Contract Number: 2036018
Start Date: 8/15/2021    Completed: 7/31/2023
Phase II year
2021
Phase II Amount
$999,600
The broader impact/commercial potential of this Small Business Innovation Research (SBIR) project is to provide new insight to consumers on their vehicle use, to inform environmental and economic impact. Unfortunately, typical car buyers currently do not understand their mobility patterns, and in particular how electric vehicle (EV) fuel costs and range viability will impact their day-to-day lives.

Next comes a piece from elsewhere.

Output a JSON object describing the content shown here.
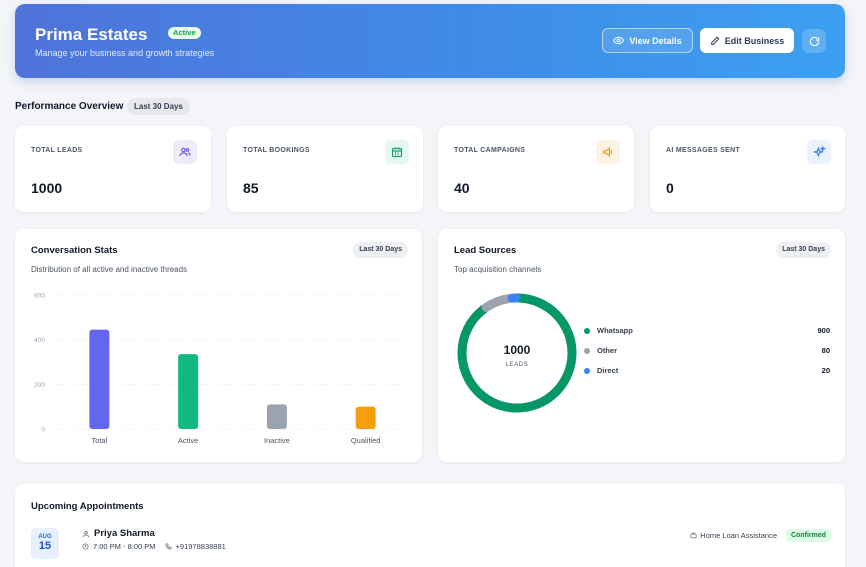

Thus, prospective car buyers may not appreciate the potential financial and practical savings. This SBIR Phase II project proposes to support the development of data collection, processing, and analytical methods to measure an individual's (or fleet) driving tendencies to predict the value and viability of EV use. This can potentially save billions of gallons of avoided petroleum use as well as hundreds of billions in associated costs, and dramatically reduced emissions. The proposed project advances data science, machine learning, and convex optimization techniques to estimate vehicle performance. This project has three stages: (1) develop mathematical and physics-based algorithms for predicting the energy or charge requirements and range viability for any electric vehicle on any trip, including uncertainty bounds on the calculated results; (2) integrate the trip energy calculations to develop algorithms that predict and optimize EV charging deployments; (3) develop algorithms for use at scale. This award reflects NSF's statutory mission and has been deemed worthy of support through evaluation using the Foundation's intellectual merit and broader impacts review criteria.